Quick Take: The AIU is sending a message by handing down a six-year ban

Under Rule 10.8.1 of the World Athletics Anti-Doping rules, any athlete who admits to an anti-doping rule violation within 20 days of being charged will receive a one-year reduction in their sanction. A number of athletes have taken advantage of that rule recently to turn four-year bans into three-year bans.

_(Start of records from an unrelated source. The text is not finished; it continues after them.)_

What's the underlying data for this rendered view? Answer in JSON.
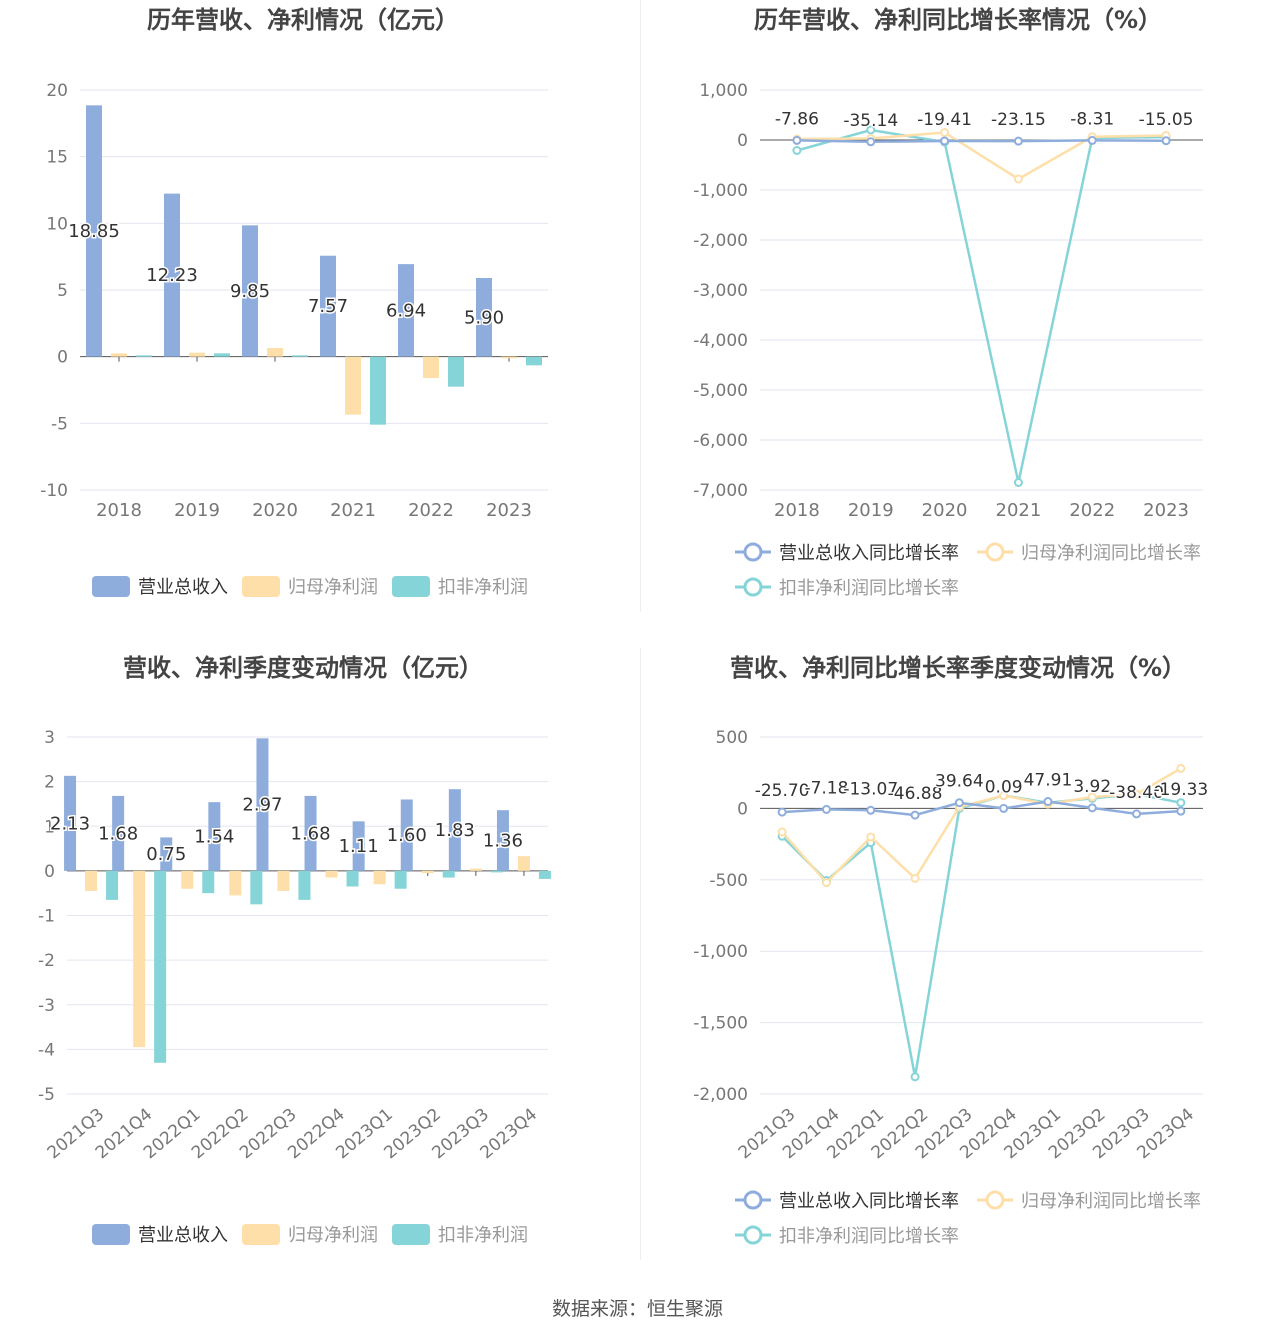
{
  "source_text": "数据来源：恒生聚源",
  "colors": {
    "revenue": "#8eaddc",
    "net_profit": "#fedfa9",
    "deducted_profit": "#85d4d8",
    "axis": "#333333",
    "grid": "#e3e6ef",
    "tick": "#777777",
    "title": "#444444"
  },
  "chart_data": [
    {
      "type": "bar",
      "title": "历年营收、净利情况（亿元）",
      "categories": [
        "2018",
        "2019",
        "2020",
        "2021",
        "2022",
        "2023"
      ],
      "ylim": [
        -10,
        20
      ],
      "yticks": [
        20,
        15,
        10,
        5,
        0,
        -5,
        -10
      ],
      "ytick_labels": [
        "20",
        "15",
        "10",
        "5",
        "0",
        "-5",
        "-10"
      ],
      "legend_position": "bottom",
      "grid": true,
      "series": [
        {
          "name": "营业总收入",
          "values": [
            18.85,
            12.23,
            9.85,
            7.57,
            6.94,
            5.9
          ],
          "labels": [
            "18.85",
            "12.23",
            "9.85",
            "7.57",
            "6.94",
            "5.90"
          ]
        },
        {
          "name": "归母净利润",
          "values": [
            0.25,
            0.3,
            0.65,
            -4.35,
            -1.6,
            0.0
          ]
        },
        {
          "name": "扣非净利润",
          "values": [
            0.1,
            0.25,
            0.1,
            -5.1,
            -2.25,
            -0.65
          ]
        }
      ]
    },
    {
      "type": "line",
      "title": "历年营收、净利同比增长率情况（%）",
      "categories": [
        "2018",
        "2019",
        "2020",
        "2021",
        "2022",
        "2023"
      ],
      "ylim": [
        -7000,
        1000
      ],
      "yticks": [
        1000,
        0,
        -1000,
        -2000,
        -3000,
        -4000,
        -5000,
        -6000,
        -7000
      ],
      "ytick_labels": [
        "1,000",
        "0",
        "-1,000",
        "-2,000",
        "-3,000",
        "-4,000",
        "-5,000",
        "-6,000",
        "-7,000"
      ],
      "legend_position": "bottom",
      "grid": true,
      "series": [
        {
          "name": "营业总收入同比增长率",
          "values": [
            -7.86,
            -35.14,
            -19.41,
            -23.15,
            -8.31,
            -15.05
          ],
          "labels": [
            "-7.86",
            "-35.14",
            "-19.41",
            "-23.15",
            "-8.31",
            "-15.05"
          ]
        },
        {
          "name": "归母净利润同比增长率",
          "values": [
            20,
            30,
            150,
            -780,
            65,
            90
          ]
        },
        {
          "name": "扣非净利润同比增长率",
          "values": [
            -210,
            200,
            -40,
            -6850,
            40,
            60
          ]
        }
      ]
    },
    {
      "type": "bar",
      "title": "营收、净利季度变动情况（亿元）",
      "categories": [
        "2021Q3",
        "2021Q4",
        "2022Q1",
        "2022Q2",
        "2022Q3",
        "2022Q4",
        "2023Q1",
        "2023Q2",
        "2023Q3",
        "2023Q4"
      ],
      "ylim": [
        -5,
        3
      ],
      "yticks": [
        3,
        2,
        1,
        0,
        -1,
        -2,
        -3,
        -4,
        -5
      ],
      "ytick_labels": [
        "3",
        "2",
        "1",
        "0",
        "-1",
        "-2",
        "-3",
        "-4",
        "-5"
      ],
      "legend_position": "bottom",
      "grid": true,
      "series": [
        {
          "name": "营业总收入",
          "values": [
            2.13,
            1.68,
            0.75,
            1.54,
            2.97,
            1.68,
            1.11,
            1.6,
            1.83,
            1.36
          ],
          "labels": [
            "2.13",
            "1.68",
            "0.75",
            "1.54",
            "2.97",
            "1.68",
            "1.11",
            "1.60",
            "1.83",
            "1.36"
          ]
        },
        {
          "name": "归母净利润",
          "values": [
            -0.45,
            -3.95,
            -0.4,
            -0.55,
            -0.45,
            -0.15,
            -0.3,
            -0.05,
            0.05,
            0.33
          ]
        },
        {
          "name": "扣非净利润",
          "values": [
            -0.65,
            -4.3,
            -0.5,
            -0.75,
            -0.65,
            -0.35,
            -0.4,
            -0.15,
            0.0,
            -0.18
          ]
        }
      ]
    },
    {
      "type": "line",
      "title": "营收、净利同比增长率季度变动情况（%）",
      "categories": [
        "2021Q3",
        "2021Q4",
        "2022Q1",
        "2022Q2",
        "2022Q3",
        "2022Q4",
        "2023Q1",
        "2023Q2",
        "2023Q3",
        "2023Q4"
      ],
      "ylim": [
        -2000,
        500
      ],
      "yticks": [
        500,
        0,
        -500,
        -1000,
        -1500,
        -2000
      ],
      "ytick_labels": [
        "500",
        "0",
        "-500",
        "-1,000",
        "-1,500",
        "-2,000"
      ],
      "legend_position": "bottom",
      "grid": true,
      "series": [
        {
          "name": "营业总收入同比增长率",
          "values": [
            -25.7,
            -7.18,
            -13.07,
            -46.88,
            39.64,
            0.09,
            47.91,
            3.92,
            -38.4,
            -19.33
          ],
          "labels": [
            "-25.70",
            "-7.18",
            "-13.07",
            "-46.88",
            "39.64",
            "0.09",
            "47.91",
            "3.92",
            "-38.40",
            "-19.33"
          ]
        },
        {
          "name": "归母净利润同比增长率",
          "values": [
            -165,
            -520,
            -200,
            -490,
            10,
            90,
            30,
            80,
            100,
            280
          ]
        },
        {
          "name": "扣非净利润同比增长率",
          "values": [
            -195,
            -505,
            -240,
            -1880,
            0,
            90,
            40,
            70,
            100,
            40
          ]
        }
      ]
    }
  ]
}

That doesn’t necessarily mean Kipruto and Kwemoi could have cut their bans in half by confessing immediately — they were given six-year bans for “aggravating circumstances,” so perhaps the AIU would have reduced a six-year ban to five. But it is fair to wonder whether the AIU would have pursued a six-year ban if Kipruto and Kwemoi accepted their bans right away. Would the AIU have simply handed them three-year bans in return for avoiding months of investigations and expensive trials? (Update: Kipruto’s agent Davor Savija told LetsRun.com that the AIU’s initial notice of charge sought a six-year ban. So even a prompt admission would have likely still resulted in a five-year suspension for Kipruto).

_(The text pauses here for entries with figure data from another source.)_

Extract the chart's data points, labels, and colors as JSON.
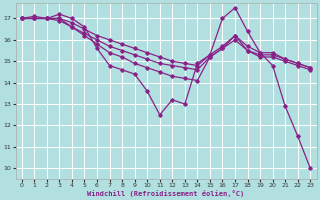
{
  "xlabel": "Windchill (Refroidissement éolien,°C)",
  "background_color": "#b2e0e0",
  "grid_color": "#ffffff",
  "line_color": "#882288",
  "xlim": [
    -0.5,
    23.5
  ],
  "ylim": [
    9.5,
    17.7
  ],
  "yticks": [
    10,
    11,
    12,
    13,
    14,
    15,
    16,
    17
  ],
  "xticks": [
    0,
    1,
    2,
    3,
    4,
    5,
    6,
    7,
    8,
    9,
    10,
    11,
    12,
    13,
    14,
    15,
    16,
    17,
    18,
    19,
    20,
    21,
    22,
    23
  ],
  "curve1_x": [
    0,
    1,
    2,
    3,
    4,
    5,
    6,
    7,
    8,
    9,
    10,
    11,
    12,
    13,
    14,
    15,
    16,
    17,
    18,
    19,
    20,
    21,
    22,
    23
  ],
  "curve1_y": [
    17.0,
    17.1,
    17.0,
    17.2,
    17.0,
    16.6,
    15.6,
    14.8,
    14.6,
    14.4,
    13.6,
    12.5,
    13.2,
    13.0,
    14.9,
    15.3,
    17.0,
    17.5,
    16.4,
    15.4,
    14.8,
    12.9,
    11.5,
    10.0
  ],
  "curve2_x": [
    0,
    1,
    2,
    3,
    4,
    5,
    6,
    7,
    8,
    9,
    10,
    11,
    12,
    13,
    14,
    15,
    16,
    17,
    18,
    19,
    20,
    21,
    22,
    23
  ],
  "curve2_y": [
    17.0,
    17.0,
    17.0,
    17.0,
    16.6,
    16.2,
    15.8,
    15.4,
    15.2,
    14.9,
    14.7,
    14.5,
    14.3,
    14.2,
    14.1,
    15.2,
    15.6,
    16.2,
    15.5,
    15.2,
    15.2,
    15.0,
    14.8,
    14.6
  ],
  "curve3_x": [
    0,
    1,
    2,
    3,
    4,
    5,
    6,
    7,
    8,
    9,
    10,
    11,
    12,
    13,
    14,
    15,
    16,
    17,
    18,
    19,
    20,
    21,
    22,
    23
  ],
  "curve3_y": [
    17.0,
    17.0,
    17.0,
    16.9,
    16.6,
    16.3,
    16.0,
    15.7,
    15.5,
    15.3,
    15.1,
    14.9,
    14.8,
    14.7,
    14.6,
    15.2,
    15.6,
    16.0,
    15.5,
    15.3,
    15.3,
    15.1,
    14.9,
    14.7
  ],
  "curve4_x": [
    0,
    1,
    2,
    3,
    4,
    5,
    6,
    7,
    8,
    9,
    10,
    11,
    12,
    13,
    14,
    15,
    16,
    17,
    18,
    19,
    20,
    21,
    22,
    23
  ],
  "curve4_y": [
    17.0,
    17.0,
    17.0,
    17.0,
    16.8,
    16.5,
    16.2,
    16.0,
    15.8,
    15.6,
    15.4,
    15.2,
    15.0,
    14.9,
    14.8,
    15.3,
    15.7,
    16.2,
    15.7,
    15.4,
    15.4,
    15.1,
    14.9,
    14.7
  ]
}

Athletes in these cases must decide whether it is worth it to pour their savings into mounting a defense for an ABP violation when it can be hard to find experts with a nuanced understanding of the ABP to argue on their behalf. Kwemoi relied upon pro bono representation in his case, but Kipruto spent great time and expense mounting a defense only to be handed a six-year ban — and those expenses could grow if he decides to appeal to CAS.

That said, 2022 steeple world champ Norah Jeruto showed just last year that it is possible to win an appeal against the AIU in an ABP case, even if some of the evidence used to clear her was not entirely convincing. Of course, Jeruto, who has returned to competition in 2024, still has more legal fees ahead of her and could still end up being banned since the AIU has appealed the case to CAS.

Talk about the ban on our messageboard: Rhonex Kipruto 6-Year Ban Official.

Editor’s note: The original version of this story said Kipruto had been stripped of his results, including two Peachtree Road Race wins. The article has been updated to reflect the fact that those Peachtree wins have yet to be officially stripped because Kipruto still has the option to appeal to CAS. Below is a statement from the Atlanta Track Club, which operates Peacthree, on the matter:

“Atlanta Track Club is committed to the integrity of sport. For decades, we have conducted drug testing of the elite athlete field at the Peachtree as part of our efforts to maintain a clean and fair environment for competition. We learned the Athletics Integrity Unit (AIU) has banned Rhonex Kipruto for six years due to violations of its Athlete Biological Passport (ABP) and disqualified his results going back to 2018. We recognize this impacts the results of the Peachtree from 2019 and from 2022.

“According to his legal representation, Kipruto plans to appeal the AIU’s decision to the Court of Arbitration for Sport (CAS). Pending more information on the status of that appeal, we will refrain from further comments.”